É por isso que a história de Balaão é exemplar. Para Balaão conseguir o que quer, ele precisa satisfazer o desejo de Balaque. E o desejo de Balaque é amaldiçoar Israel, porque Israel tem algo que ameaça a posição e o poder de Balaque. Para ele, a bênção de um depende da maldição do outro. Mas a lei da bênção divina funciona em outra base. A bênção origina-se de algo exterior ao homem e se consuma numa interação absoluta entre o homem e Deus. Não há intervenção possível na bênção porque ela não é relativa a um terceiro. Não há olhar ou força maligna que seja capaz de modificá-la.

Ao tentar lançar maldição sobre o povo abençoado, Balaão foi dominado pela verdadeira e superior lei de atração do universo (a lei da bênção) e teve de abençoar o abençoado.

Quando percebo que posso conseguir algo do universo utilizando apenas meu querer, elimino o potencial de um desejo originado de um estímulo externo, produzido fora de mim. Com isso, abro mão de outra fonte de quereres, essa sim, inesgotável, cuja dádiva maior não está na experiência de ter os desejos saciados, mas na qualidade de surpreendente, transcendente, imerecido.

Os presentes mais especiais da vida não são os que conquistamos, mas os que ganhamos como gentilezas, os brindes que ganhamos antes do querer, os desejos produzidos posteriormente ao ganho. São as surpresas que driblam a vontade e apresentam-se antes da aspiração e do anseio, o manjar antes do apetite.

Balaão, mesmo sem o aplicar à própria vida, definiu a verdadeira natureza da bênção quando proclamou sobre Israel: “sua prosperidade será como a semente junto às águas” (Nm 24.7). A semente tem um potencial de fazer nascer. Contudo, nada conseguirá sem a água. Conjugar potenciais internos e externos é o que constitui a bênção. Diferente do desejo que age sozinho, e cuja essência está em impor e exigir, a bênção está no casamento de vários potenciais. Esses potenciais não são desejos embora se assemelham a eles.

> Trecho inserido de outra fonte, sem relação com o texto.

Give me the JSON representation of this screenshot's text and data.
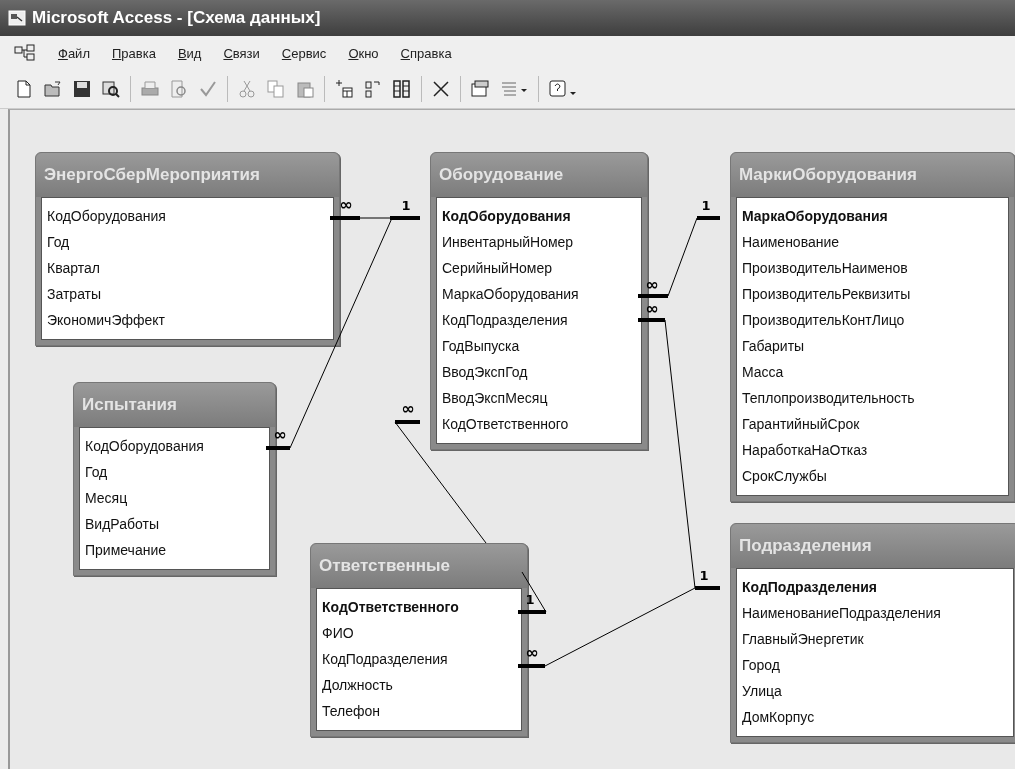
{
  "window": {
    "title": "Microsoft Access - [Схема данных]"
  },
  "menu": [
    "Файл",
    "Правка",
    "Вид",
    "Связи",
    "Сервис",
    "Окно",
    "Справка"
  ],
  "tables": [
    {
      "name": "ЭнергоСберМероприятия",
      "fields": [
        {
          "name": "КодОборудования",
          "key": false
        },
        {
          "name": "Год",
          "key": false
        },
        {
          "name": "Квартал",
          "key": false
        },
        {
          "name": "Затраты",
          "key": false
        },
        {
          "name": "ЭкономичЭффект",
          "key": false
        }
      ]
    },
    {
      "name": "Оборудование",
      "fields": [
        {
          "name": "КодОборудования",
          "key": true
        },
        {
          "name": "ИнвентарныйНомер",
          "key": false
        },
        {
          "name": "СерийныйНомер",
          "key": false
        },
        {
          "name": "МаркаОборудования",
          "key": false
        },
        {
          "name": "КодПодразделения",
          "key": false
        },
        {
          "name": "ГодВыпуска",
          "key": false
        },
        {
          "name": "ВводЭкспГод",
          "key": false
        },
        {
          "name": "ВводЭкспМесяц",
          "key": false
        },
        {
          "name": "КодОтветственного",
          "key": false
        }
      ]
    },
    {
      "name": "МаркиОборудования",
      "fields": [
        {
          "name": "МаркаОборудования",
          "key": true
        },
        {
          "name": "Наименование",
          "key": false
        },
        {
          "name": "ПроизводительНаименов",
          "key": false
        },
        {
          "name": "ПроизводительРеквизиты",
          "key": false
        },
        {
          "name": "ПроизводительКонтЛицо",
          "key": false
        },
        {
          "name": "Габариты",
          "key": false
        },
        {
          "name": "Масса",
          "key": false
        },
        {
          "name": "Теплопроизводительность",
          "key": false
        },
        {
          "name": "ГарантийныйСрок",
          "key": false
        },
        {
          "name": "НаработкаНаОтказ",
          "key": false
        },
        {
          "name": "СрокСлужбы",
          "key": false
        }
      ]
    },
    {
      "name": "Испытания",
      "fields": [
        {
          "name": "КодОборудования",
          "key": false
        },
        {
          "name": "Год",
          "key": false
        },
        {
          "name": "Месяц",
          "key": false
        },
        {
          "name": "ВидРаботы",
          "key": false
        },
        {
          "name": "Примечание",
          "key": false
        }
      ]
    },
    {
      "name": "Ответственные",
      "fields": [
        {
          "name": "КодОтветственного",
          "key": true
        },
        {
          "name": "ФИО",
          "key": false
        },
        {
          "name": "КодПодразделения",
          "key": false
        },
        {
          "name": "Должность",
          "key": false
        },
        {
          "name": "Телефон",
          "key": false
        }
      ]
    },
    {
      "name": "Подразделения",
      "fields": [
        {
          "name": "КодПодразделения",
          "key": true
        },
        {
          "name": "НаименованиеПодразделения",
          "key": false
        },
        {
          "name": "ГлавныйЭнергетик",
          "key": false
        },
        {
          "name": "Город",
          "key": false
        },
        {
          "name": "Улица",
          "key": false
        },
        {
          "name": "ДомКорпус",
          "key": false
        }
      ]
    }
  ],
  "relationships": [
    {
      "many_label": "∞",
      "one_label": "1"
    },
    {
      "many_label": "∞",
      "one_label": "1"
    },
    {
      "many_label": "∞",
      "one_label": "1"
    },
    {
      "many_label": "∞",
      "one_label": "1"
    },
    {
      "many_label": "∞"
    },
    {
      "many_label": "∞"
    }
  ]
}
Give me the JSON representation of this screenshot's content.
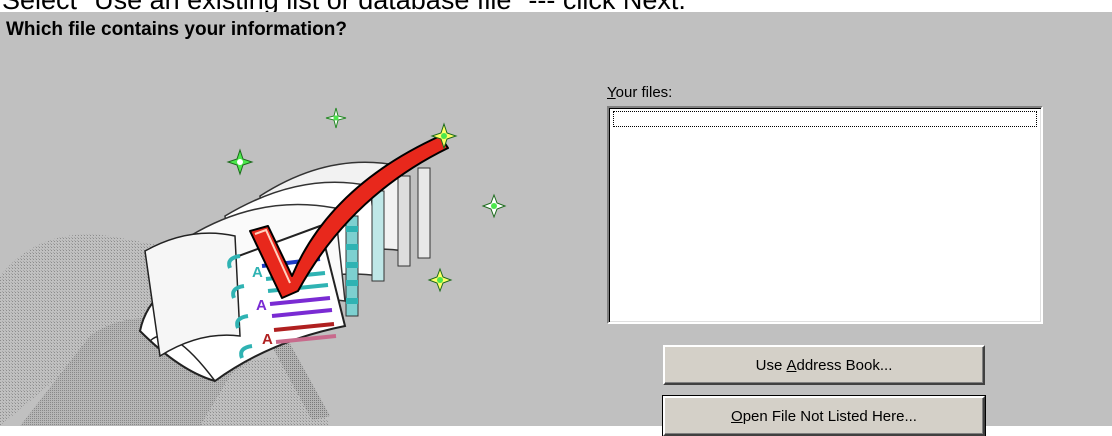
{
  "caption": "Select \"Use an existing list or database file\" --- click Next.",
  "wizard": {
    "heading": "Which file contains your information?",
    "files_label": {
      "accel": "Y",
      "rest": "our files:"
    },
    "files": [],
    "buttons": {
      "address_book": {
        "before": "Use ",
        "accel": "A",
        "after": "ddress Book..."
      },
      "open_file": {
        "before": "",
        "accel": "O",
        "after": "pen File Not Listed Here..."
      }
    }
  },
  "colors": {
    "dialog_bg": "#c0c0c0",
    "button_face": "#d4d0c8",
    "checkmark_red": "#e8281c",
    "tab_teal": "#2fb3b3",
    "sparkle_green": "#4ce84c"
  },
  "icons": [
    "address-book-checkmark-illustration",
    "sparkle-icon"
  ]
}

A diferença sutil está na origem – o desejo nasce da semente que quer germinar sozinha; a bênção nasce da dádiva da água que encontra o potencial da semente e o desperta. No primeiro, o desejo pertence ao indivíduo, a um elemento independente; no segundo, é o encontro entre potenciais.

A atração não é um poder que faz acontecer o que eu quero. A atração se dá entre potenciais que se completam – tal como o masculino encontra sua função no feminino, como a carga negativa encontra atração na positiva. Atrações e repulsões nunca nascem de um único item que as impõe; pelo contrário, elas são interações que só podem ocorrer no espaço “entre” e nunca “em”.

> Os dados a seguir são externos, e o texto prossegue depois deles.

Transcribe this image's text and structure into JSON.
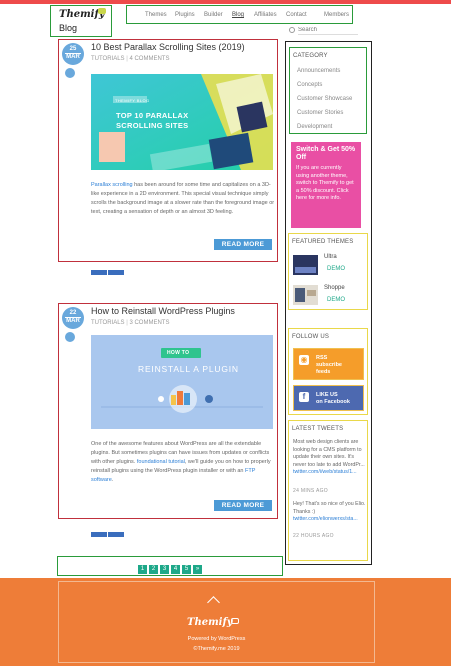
{
  "header": {
    "logo": "Themify",
    "blog_label": "Blog",
    "nav": [
      "Themes",
      "Plugins",
      "Builder",
      "Blog",
      "Affiliates",
      "Contact",
      "Members"
    ],
    "active_nav": "Blog",
    "search_placeholder": "Search"
  },
  "posts": [
    {
      "day": "25",
      "month": "MAR",
      "title": "10 Best Parallax Scrolling Sites (2019)",
      "category": "TUTORIALS",
      "comments": "4 COMMENTS",
      "image_badge": "THEMIFY BLOG",
      "image_title_line1": "TOP 10 PARALLAX",
      "image_title_line2": "SCROLLING SITES",
      "excerpt_link": "Parallax scrolling",
      "excerpt": " has been around for some time and capitalizes on a 3D-like experience in a 2D environment. This special visual technique simply scrolls the background image at a slower rate than the foreground image or text, creating a sensation of depth or an almost 3D feeling.",
      "read_more": "READ MORE"
    },
    {
      "day": "22",
      "month": "MAR",
      "title": "How to Reinstall WordPress Plugins",
      "category": "TUTORIALS",
      "comments": "3 COMMENTS",
      "image_badge": "HOW TO",
      "image_title": "REINSTALL A PLUGIN",
      "excerpt_a": "One of the awesome features about WordPress are all the extendable plugins. But sometimes plugins can have issues from updates or conflicts with other plugins. ",
      "excerpt_link1": "foundational tutorial",
      "excerpt_b": ", we'll guide you on how to properly reinstall plugins using the WordPress plugin installer or with an ",
      "excerpt_link2": "FTP software",
      "excerpt_c": ".",
      "read_more": "READ MORE"
    }
  ],
  "pagination": [
    "1",
    "2",
    "3",
    "4",
    "5",
    "»"
  ],
  "sidebar": {
    "category_title": "CATEGORY",
    "categories": [
      "Announcements",
      "Concepts",
      "Customer Showcase",
      "Customer Stories",
      "Development"
    ],
    "promo_title": "Switch & Get 50% Off",
    "promo_body": "If you are currently using another theme, switch to Themify to get a 50% discount. Click here for more info.",
    "featured_title": "FEATURED THEMES",
    "themes": [
      {
        "name": "Ultra",
        "demo": "DEMO"
      },
      {
        "name": "Shoppe",
        "demo": "DEMO"
      }
    ],
    "follow_title": "FOLLOW US",
    "rss_label_1": "RSS",
    "rss_label_2": "subscribe",
    "rss_label_3": "feeds",
    "fb_label_1": "LIKE US",
    "fb_label_2": "on Facebook",
    "tweets_title": "LATEST TWEETS",
    "tweets": [
      {
        "text": "Most web design clients are looking for a CMS platform to update their own sites. It's never too late to add WordPr...",
        "link": "twitter.com/i/web/status/1...",
        "time": "24 MINS AGO"
      },
      {
        "text": "Hey! That's so nice of you Elio. Thanks :) ",
        "link": "twitter.com/elionwerxs/sta...",
        "time": "22 HOURS AGO"
      }
    ]
  },
  "footer": {
    "logo": "Themify",
    "powered": "Powered by WordPress",
    "copyright": "©Themify.me 2019"
  },
  "colors": {
    "accent_red": "#ee4b4b",
    "date_blue": "#69a8dc",
    "pager_teal": "#1ea889",
    "promo_pink": "#e94fa4",
    "footer_orange": "#ee7d38"
  }
}
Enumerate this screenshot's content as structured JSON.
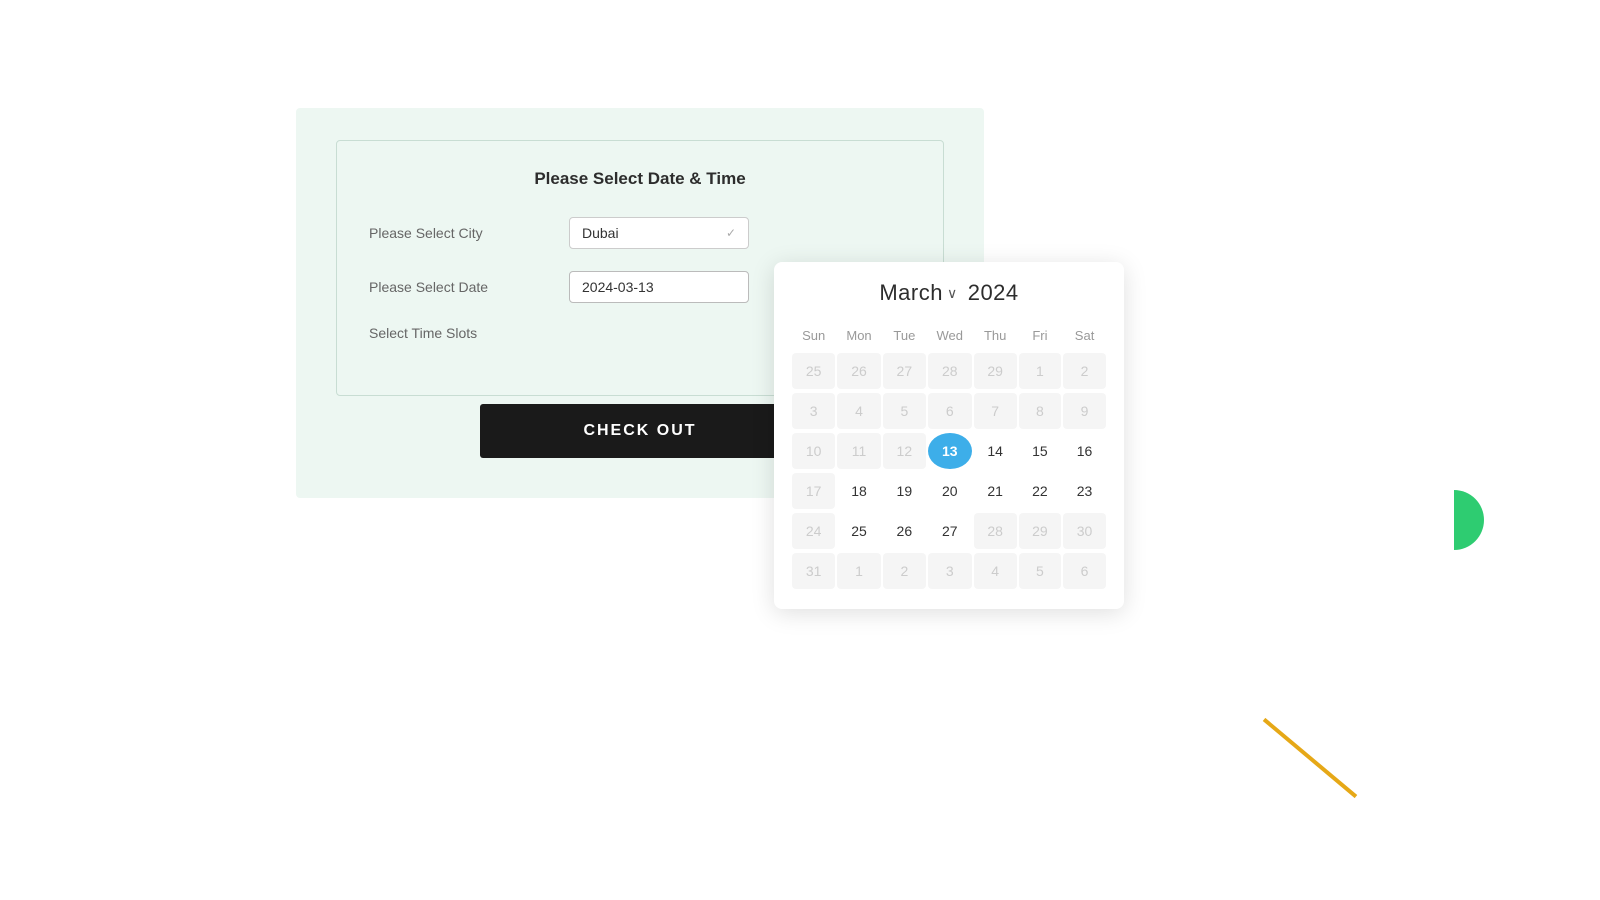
{
  "page": {
    "background": "#ffffff"
  },
  "card": {
    "title": "Please Select Date & Time",
    "city_label": "Please Select City",
    "date_label": "Please Select Date",
    "time_label": "Select Time Slots",
    "city_value": "Dubai",
    "date_value": "2024-03-13",
    "checkout_label": "CHECK OUT"
  },
  "calendar": {
    "month_label": "March",
    "month_arrow": "∨",
    "year_label": "2024",
    "headers": [
      "Sun",
      "Mon",
      "Tue",
      "Wed",
      "Thu",
      "Fri",
      "Sat"
    ],
    "weeks": [
      [
        {
          "day": "25",
          "type": "outside"
        },
        {
          "day": "26",
          "type": "outside"
        },
        {
          "day": "27",
          "type": "outside"
        },
        {
          "day": "28",
          "type": "outside"
        },
        {
          "day": "29",
          "type": "outside"
        },
        {
          "day": "1",
          "type": "outside"
        },
        {
          "day": "2",
          "type": "outside"
        }
      ],
      [
        {
          "day": "3",
          "type": "outside"
        },
        {
          "day": "4",
          "type": "outside"
        },
        {
          "day": "5",
          "type": "outside"
        },
        {
          "day": "6",
          "type": "outside"
        },
        {
          "day": "7",
          "type": "outside"
        },
        {
          "day": "8",
          "type": "outside"
        },
        {
          "day": "9",
          "type": "outside"
        }
      ],
      [
        {
          "day": "10",
          "type": "outside"
        },
        {
          "day": "11",
          "type": "outside"
        },
        {
          "day": "12",
          "type": "outside"
        },
        {
          "day": "13",
          "type": "selected"
        },
        {
          "day": "14",
          "type": "in-month"
        },
        {
          "day": "15",
          "type": "in-month"
        },
        {
          "day": "16",
          "type": "in-month"
        }
      ],
      [
        {
          "day": "17",
          "type": "outside"
        },
        {
          "day": "18",
          "type": "in-month"
        },
        {
          "day": "19",
          "type": "in-month"
        },
        {
          "day": "20",
          "type": "in-month"
        },
        {
          "day": "21",
          "type": "in-month"
        },
        {
          "day": "22",
          "type": "in-month"
        },
        {
          "day": "23",
          "type": "in-month"
        }
      ],
      [
        {
          "day": "24",
          "type": "outside"
        },
        {
          "day": "25",
          "type": "in-month"
        },
        {
          "day": "26",
          "type": "in-month"
        },
        {
          "day": "27",
          "type": "in-month"
        },
        {
          "day": "28",
          "type": "outside"
        },
        {
          "day": "29",
          "type": "outside"
        },
        {
          "day": "30",
          "type": "outside"
        }
      ],
      [
        {
          "day": "31",
          "type": "outside"
        },
        {
          "day": "1",
          "type": "outside"
        },
        {
          "day": "2",
          "type": "outside"
        },
        {
          "day": "3",
          "type": "outside"
        },
        {
          "day": "4",
          "type": "outside"
        },
        {
          "day": "5",
          "type": "outside"
        },
        {
          "day": "6",
          "type": "outside"
        }
      ]
    ]
  }
}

A bênção não é excludente. O outro não diminuirá a minha bênção; ao contrário, a ampliará. A bênção não diminui quando repartida, mas surpreendentemente se reforça e se propaga. A bênção contagia e não se fragmenta. Aliás, essa é sua característica maior. Para saber se algo é um desejo atendido ou uma bênção, basta fazer o seguinte teste: se, ao ser compartilhado, ele perder valor ou intensidade, terá sido apenas fruto do desejo; se, ao contrário, ele se expandir e desenvolver-se, terá sido uma bênção.

[1] De acordo com Bonder, o que é chamado de “segredo” é enganoso e superficial. As pessoas que o possuem consideram-se sábias e entendidas e desprezam quem não o entende ou aceita. O “segredo do segredo” seria o verdadeiro segredo, oculto aos que se acham sábios, porém muito mais óbvio do que se poderia imaginar.